Anonymous ID: e1a2c6 Dec. 20, 2018, 1:24 p.m. No.4396391   🗄️.is đź”—kun

David J. Kramer

 

"Twenty-five years later, it is clear history is not over, even in the Hegelian sense, and liberal democracy has not been universalized. Euphoria has given way to anxiety. The world, if not necessarily more dangerous than it was during the Cold War, is surely more chaotic and diffusely complex. The scale of global disorder is staggering. In the Middle East alone we behold the continuing threat from al-Qaeda and the rise of the Islamic State; the dissolution of states such as Syria, Iraq, Libya, and Yemen; the regional rise of Iran as a nuclear-threshold state and, with it, the specter of nuclear weapons proliferating far and wide. Nor is the rest of the world any calmer, with Russian aggression in Ukraine and Chinese expansionism in the maritime domains of East Asia.
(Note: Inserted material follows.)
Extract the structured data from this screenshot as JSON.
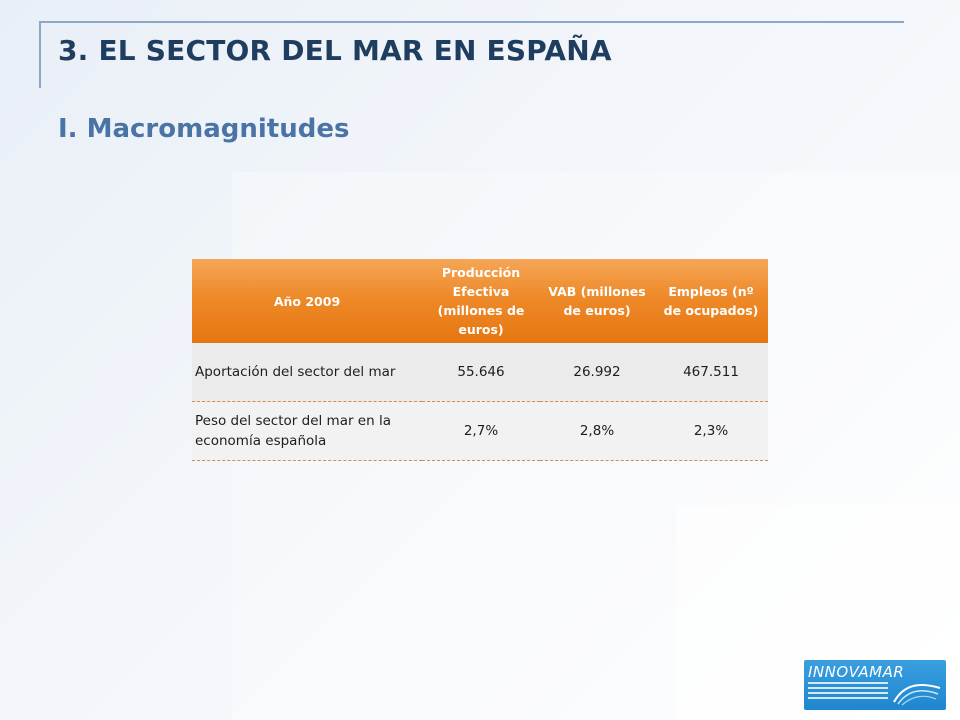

Cyber threats have mushroomed and grown global in scale, and, thanks to the current U.S. Administration’s policies, the alliance system designed to preserve order and peace has been weakened.

 

As one might expect, foreign policy is rising on the list of priorities and concerns for the American people. A Pew Research Center poll from earlier this year shows that, for the first time in five years, as many Americans cite defending the United States against terrorism (76 percent) as a top policy priority as say that about strengthening the nation’s economy (75 percent). An internal Republican survey in March found that security issues ranked first on a list of top priorities for voters, ahead of economic growth, fiscal responsibility, and moral issues, among others. Foreign policy will almost certainly be an important, perhaps even dominant, issue in the 2016 presidential race."